STUART ROTHENBERG (OPINION): Mississippi Primary: Cochran Considered Agriculture's 'Gentleman'
Stuart Rothenberg writes for Roll Call: "The rain pounded the Mississippi Delta for the better part of three days late last week, but the nasty weather and a hard-fought primary contest didn't stop Sen. Thad Cochran from attending the Delta Council's annual event on May 30 on the Delta State University campus. ...The six-term Republican received multiple standing ovations from those attending the annual meeting. ...White voters in the Delta are conservative in many ways, but they also believe that members of Congress should be advocates for their constituents, as the state's senior senator has been for the past 36 years. ...While some Republicans are so fed up with Washington, D.C., they simply will vote for change, many Republicans in the Delta will stick with the man who has done what senators -- and particularly Southern senators -- have always done: support programs and federal spending that help constituents."


SPORTS
 
Pirtle's desperate dash, Mississippi State come up short vs.
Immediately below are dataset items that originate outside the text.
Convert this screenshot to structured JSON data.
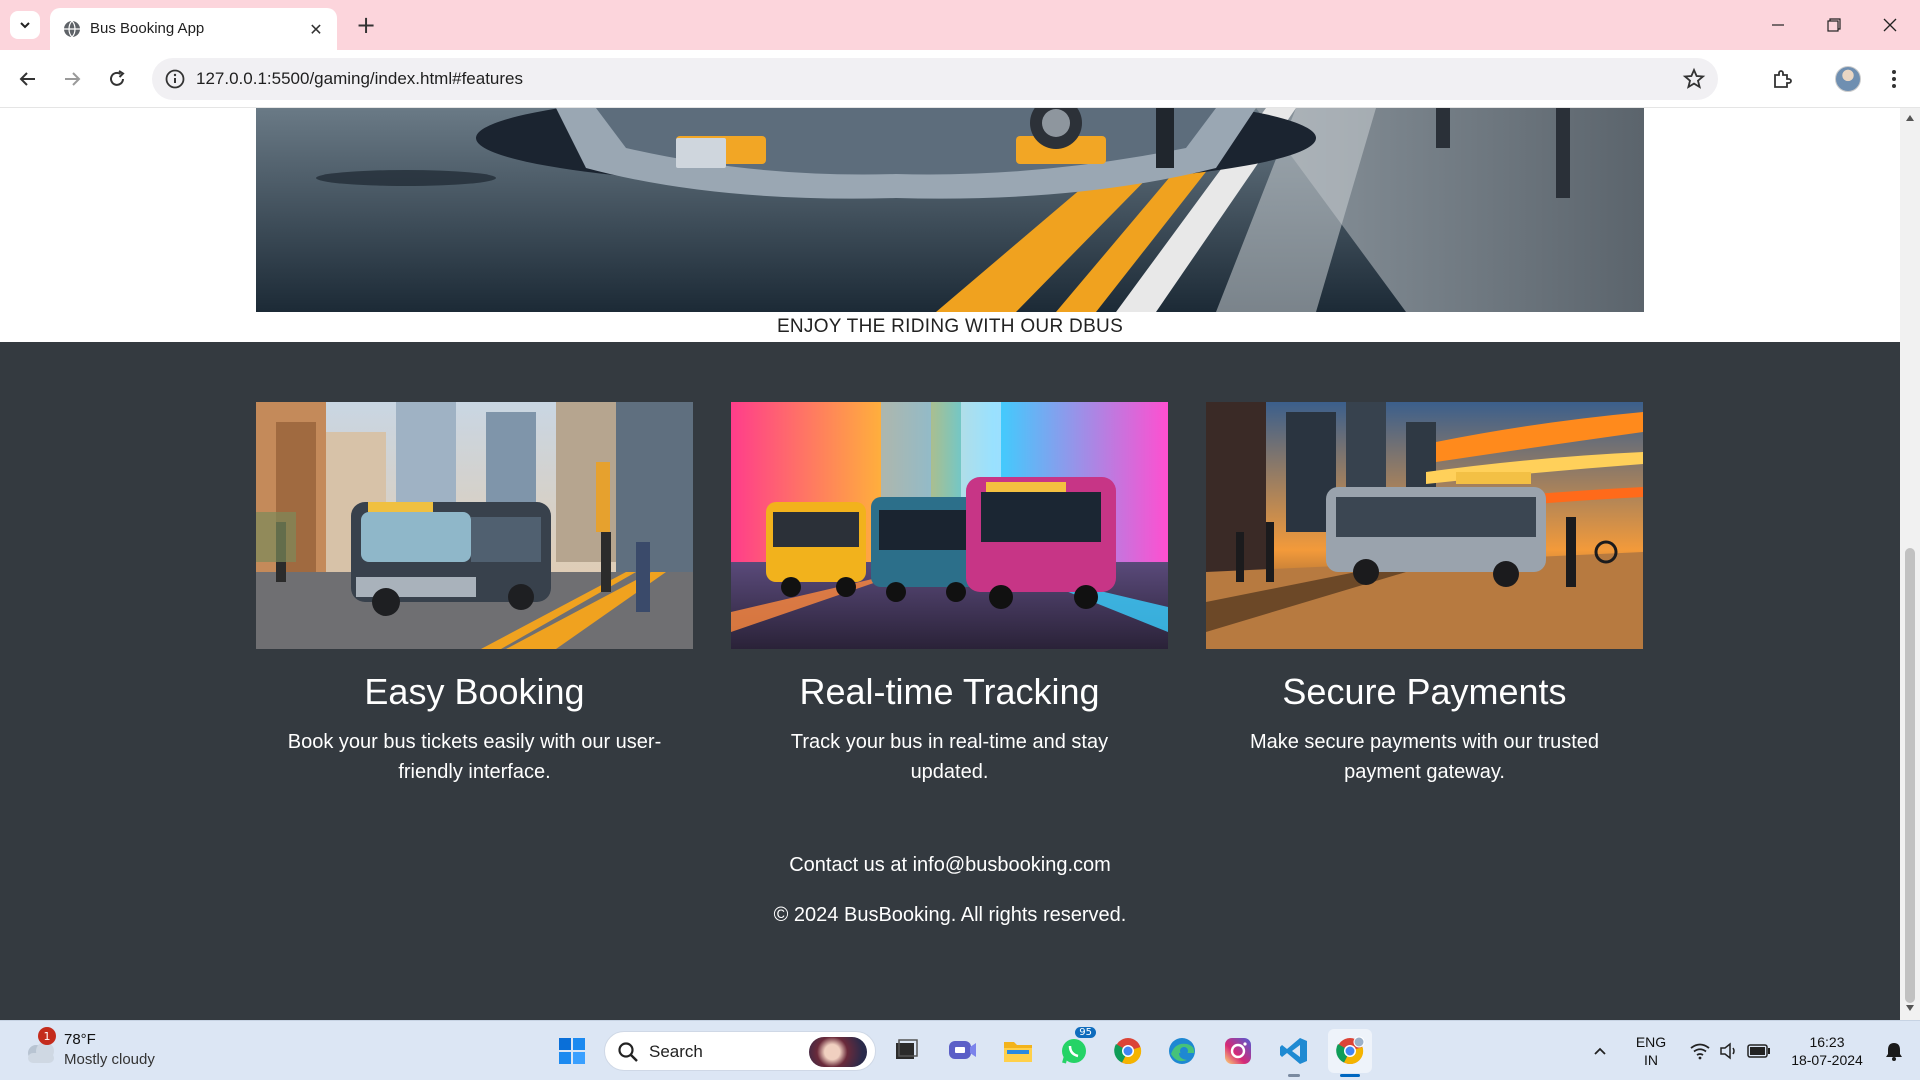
{
  "browser": {
    "tab_title": "Bus Booking App",
    "url": "127.0.0.1:5500/gaming/index.html#features"
  },
  "page": {
    "hero_caption": "ENJOY THE RIDING WITH OUR DBUS",
    "features": [
      {
        "title": "Easy Booking",
        "description": "Book your bus tickets easily with our user-friendly interface."
      },
      {
        "title": "Real-time Tracking",
        "description": "Track your bus in real-time and stay updated."
      },
      {
        "title": "Secure Payments",
        "description": "Make secure payments with our trusted payment gateway."
      }
    ],
    "footer": {
      "contact": "Contact us at info@busbooking.com",
      "copyright": "© 2024 BusBooking. All rights reserved."
    }
  },
  "taskbar": {
    "weather": {
      "temp": "78°F",
      "desc": "Mostly cloudy",
      "badge": "1"
    },
    "search_label": "Search",
    "whatsapp_badge": "95",
    "lang": "ENG",
    "region": "IN",
    "time": "16:23",
    "date": "18-07-2024"
  },
  "colors": {
    "tabbar_bg": "#fcd5dc",
    "features_bg": "#343a40",
    "taskbar_bg": "#dce6f4"
  }
}
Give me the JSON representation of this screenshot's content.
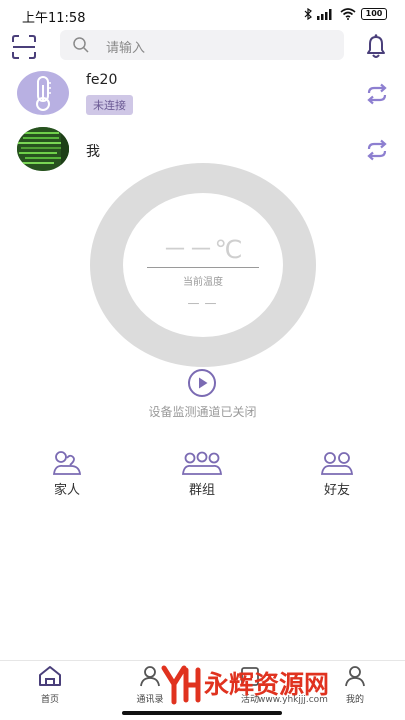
{
  "status_bar": {
    "time": "上午11:58",
    "battery": "100"
  },
  "search": {
    "placeholder": "请输入"
  },
  "devices": [
    {
      "name": "fe20",
      "status": "未连接"
    },
    {
      "name": "我"
    }
  ],
  "gauge": {
    "temperature": "－－℃",
    "label": "当前温度",
    "value": "－－"
  },
  "monitor": {
    "text": "设备监测通道已关闭"
  },
  "quick_actions": [
    {
      "label": "家人",
      "icon": "family-icon"
    },
    {
      "label": "群组",
      "icon": "group-icon"
    },
    {
      "label": "好友",
      "icon": "friends-icon"
    }
  ],
  "tabs": [
    {
      "label": "首页",
      "icon": "home-icon"
    },
    {
      "label": "通讯录",
      "icon": "contacts-icon"
    },
    {
      "label": "活动",
      "icon": "activity-icon"
    },
    {
      "label": "我的",
      "icon": "profile-icon"
    }
  ],
  "watermark": {
    "text": "永辉资源网",
    "url": "www.yhkjjj.com"
  },
  "colors": {
    "accent": "#7b6bb3",
    "badge_bg": "#cfc7e6",
    "gauge_ring": "#dcdcdc",
    "watermark": "#e0321f"
  }
}
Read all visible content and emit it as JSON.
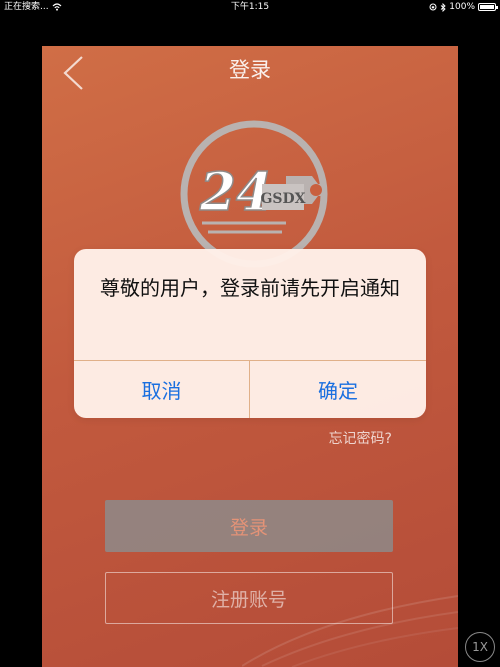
{
  "status_bar": {
    "carrier": "正在搜索...",
    "wifi_icon": "wifi-icon",
    "time": "下午1:15",
    "lock_icon": "orientation-lock-icon",
    "bluetooth_icon": "bluetooth-icon",
    "battery_percent": "100%",
    "battery_level": 1.0
  },
  "nav": {
    "back_icon": "chevron-left-icon",
    "title": "登录"
  },
  "logo": {
    "number": "24",
    "text": "GSDX",
    "icon": "wrench-logo-icon"
  },
  "forgot_password": "忘记密码?",
  "login_button": "登录",
  "register_button": "注册账号",
  "alert": {
    "message": "尊敬的用户，登录前请先开启通知",
    "cancel": "取消",
    "confirm": "确定"
  },
  "zoom_badge": "1X",
  "colors": {
    "background_top": "#d06e46",
    "background_bottom": "#b44c38",
    "alert_button": "#1a6fe0",
    "login_button_text": "#e49377"
  }
}
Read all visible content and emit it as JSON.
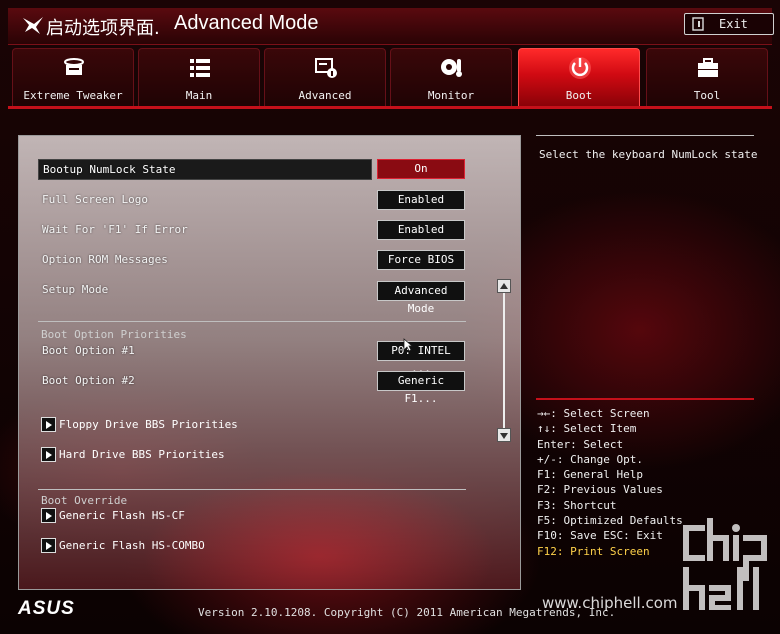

Louisiana-Lafayette
Brett Pirtle walked to the plate in the ninth inning. He owned the best batting average in the Lafayette Regional. He was Mississippi State's last hope, trailing by one with two outs. The senior swung and missed at the seventh pitch of the at-bat. The catcher dropped the ball, allowing Pirtle's career to extend 90 feet longer in Mississippi State's 5-3 loss to Louisiana-Lafayette on Monday. "You just got to give your team a chance if something like that happens," Pirtle said. "Running down the line, I was just hoping he would throw it and hit me in the back of my head." Those type of breaks didn't go the Bulldogs' way in their final two games of the 2014 season in the Lafayette Regional of the NCAA tournament. Pirtle was thrown out and the season ended.
 
End of line for Bulldogs
Mississippi State's bid to return to Omaha and the College World Series will have to wait. The Bulldogs 2014 campaign came to a close Monday night with a 5-3 loss to top-ranked Louisiana-Lafayette in the champion-ship game of the Lafayette Regional. The Ragin' Cajuns (57-8) plated three runs in the third inning -- two on wild pitches -- and made it hold up to advance to host a super regional against Ole Miss this weekend.
 
SEC teams fall flat in regionals
The SEC. The Swift Exit Conference. Surprisingly Early Closing to the season. Suddenly Everybody's Confused about the SEC after the regional round of the NCAA baseball tournament concluded Monday. The SEC, which just a week ago had 10 teams selected for the field of 64 (the most any one conference had ever had), now has just two teams remaining. Since 1990, nine SEC schools have won a national title; seven have finished as runners-up. The last time no SEC teams made it to Omaha was 1992.
 
Examining the pros and cons of the SEC Network
The website getsecnetwork.com is the equivalent of a slightly agitated crowd of fans who are protesting. For now, they are merely carrying posters and behaving in a somewhat restrained fashion toward DirecTV and Comcast, companies that have not reached deals to carry the SEC Network when it launches Aug. 14. But come Aug. 14, if DirecTV and Comcast have not signed on to carry the Southeastern Conference's new regional sports network because of the cost of the programming, the fans of Bulldogs, Tigers, Gators and the rest will not be happy. The fans will lose restraint and demands will become actions: They just might cancel their service.
 
The Courting of Marvin Clark: Inside colleges' pursuit of a future star
Marvin Clark Jr. was sold. Fresh off a recruiting visit to the University of Oregon two years ago, he was convinced he wanted to play there. A year ago, Mr. Clark made it official, committing to the Pac-12 program over more than a dozen other suitors. Around the same time, he had surgery to repair a fractured foot, forcing him to miss several months on the court. The week he returned to the court, two Oregon coaches visited him there. It was his first game back, and it showed. After the game, he says, the coaches started to walk out of the gym without offering a word. That night Mr. Clark hardly slept, fearing that he had lost his scholarship. The next day he called one of his coaches, who had been in touch with Oregon. Mr. Clark's instincts were right -- Oregon had moved on. But in the cutthroat world of recruiting, who is looking out for him?